Sunday Levity: An Iranian crore and other numbers

Do the differences count?

It turns out that the Iranians used the word crore in their old numbering system. But to denote 500,000. Was this the result of Iranians being shortchanged by a shifty Indian trader several centuries ago? We don’t know, but it turns out that the Iranians stopped using the term a few decades ago. (They finally realised they’ve been had?)

The Swahili speaking Africans still use the word laki to denote 100,000, a legacy of historical trading relations between India and East Africa.

Two more interesting asides about numbers. Shinji Takasugi has a wonderful site comparing the complexities of numbering systems of various cultures.

According to him, the simplest is Tongan, where you would say “4” “2” (fa ua) for the number that is the answer to life, the universe and everything. The most complex is Huli, a language spoken in Papua New Guinea (a country the size of a small Indian state, but with perhaps as much linguistic diversity as the whole of India). In the quindecimal (base-15 system) you’d have to say “the answer is ngui ki, ngui tebone-gonaga hombearia“, that is “(15 × 2) + (12 object of the 3rd 15)”. Mr Takasugi deems Hindi as the fourth most complex. That’s a little questionable, because though the names are slightly irregular, the pattern is not too hard to discern. The answer, as you know, is bayalees.

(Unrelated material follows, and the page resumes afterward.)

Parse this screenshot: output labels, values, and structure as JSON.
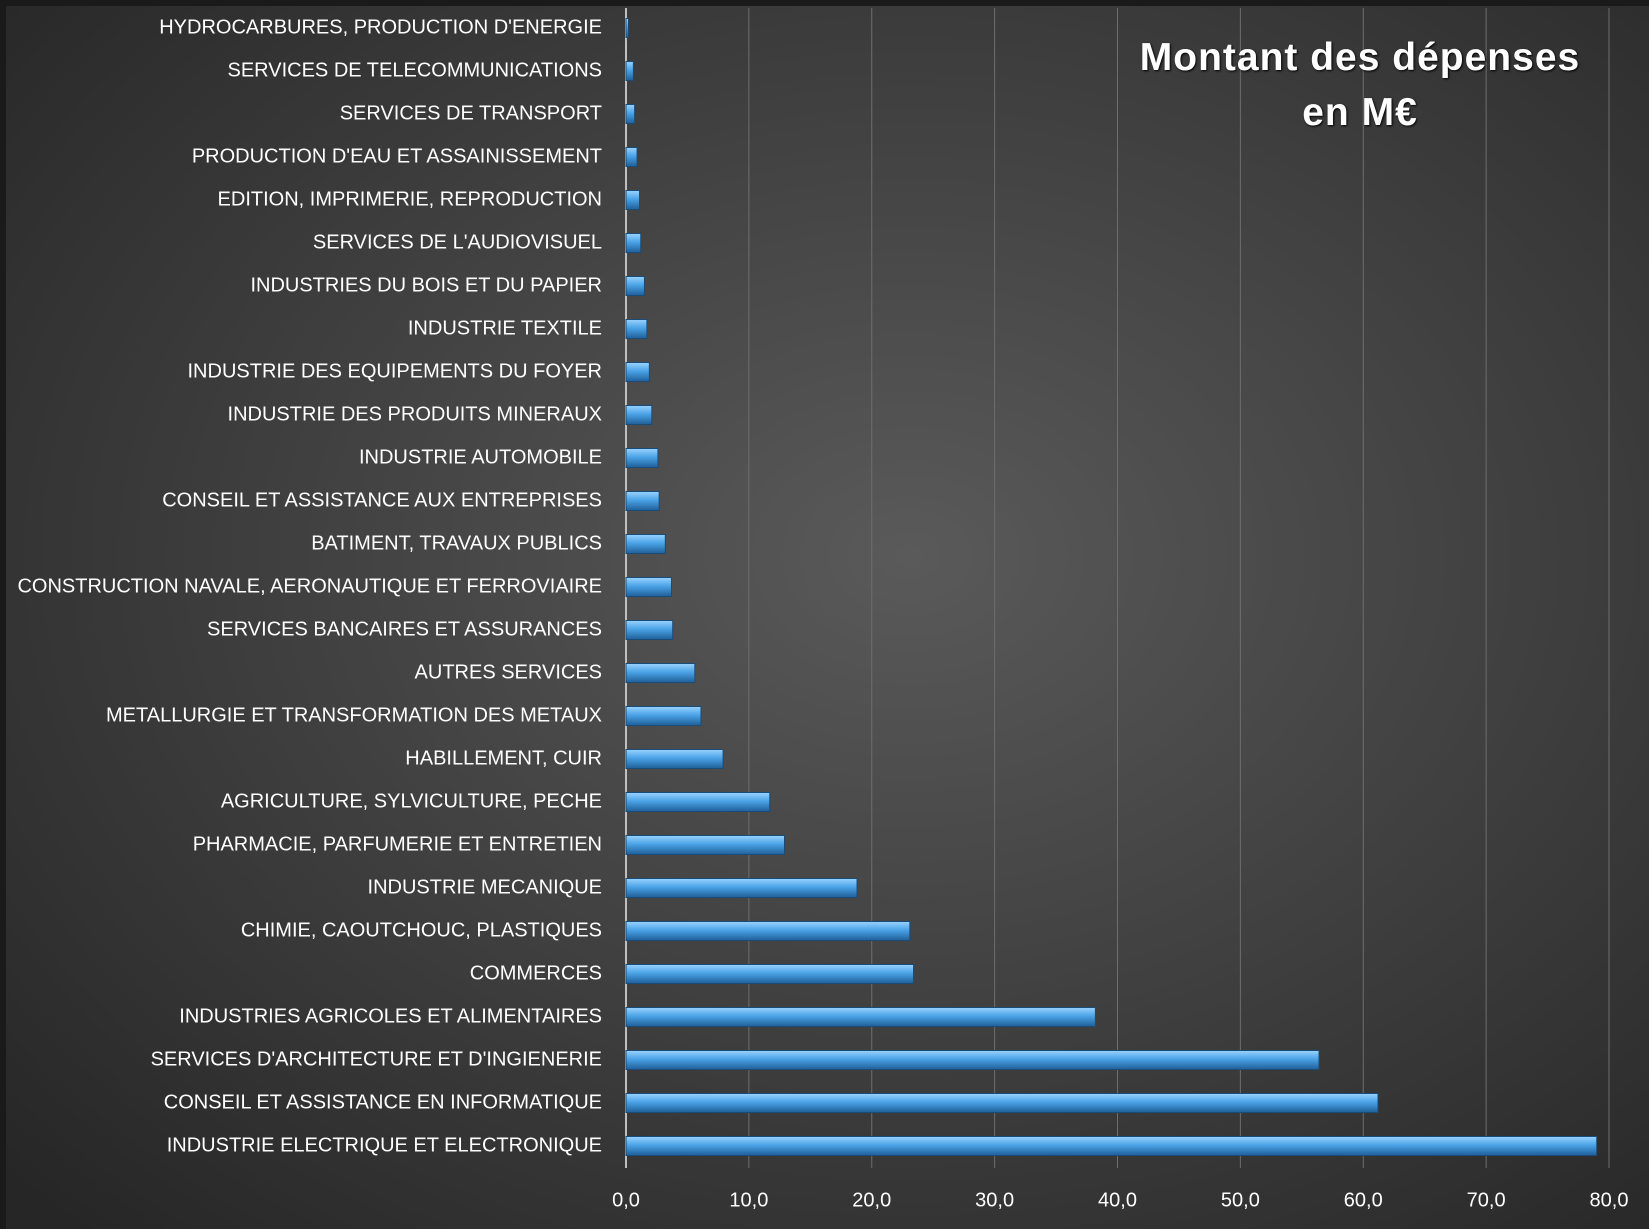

The Balkan-Romanis (popularly known as the Gypsies) count their numbers as jekh (yake), duj, trin, štar (char), panc (panch), šov (chov), eftá, oxtó, enjá, deš (dach) and biš (for 20). The answer according to them is saránda-te-duj. The Gypsies, being the impatient sort, must have left India after six, and made up the rest as they went along. [That doesn’t explain why they got des and bis, but this is a Sunday Levity post. It need not make sense]

4 thoughts on “Sunday Levity: An Iranian crore and other numbers”

  1. From Romano Lavo-Lil Romany Dictionary Gypsy Dictionary
    by George Borrow Part 1 out of 4

    The English Gypsies can count up to six, and have the numerals for
    ten and twenty, but with those for seven, eight, and nine, perhaps
    not three Gypsies in England are acquainted. When they wish to
    express those numerals in their own language, they have recourse to
    very uncouth and roundabout methods, saying for seven, dui trins ta
    yeck, two threes and one; for eight, dui stors, or two fours; and for
    nine, desh sore but yeck, or ten all but one. Yet at one time the
    English Gypsies possessed all the numerals as their Transylvanian,
    Wallachian, and Russian brethren still do; even within the last fifty
    years there were Gypsies who could count up to a hundred…

  2. RF,

    Amazing find…I didn’t know that. Looks like they picked up 7, 8 and 9 from Hungarian languages.

    Sriram,

    Yes, compared to South Indian languages, it is. Nalpathi-irandu and Nalvaththa-eradu arise out of a simpler system. But compared many of those others on his list it is (arguably) not.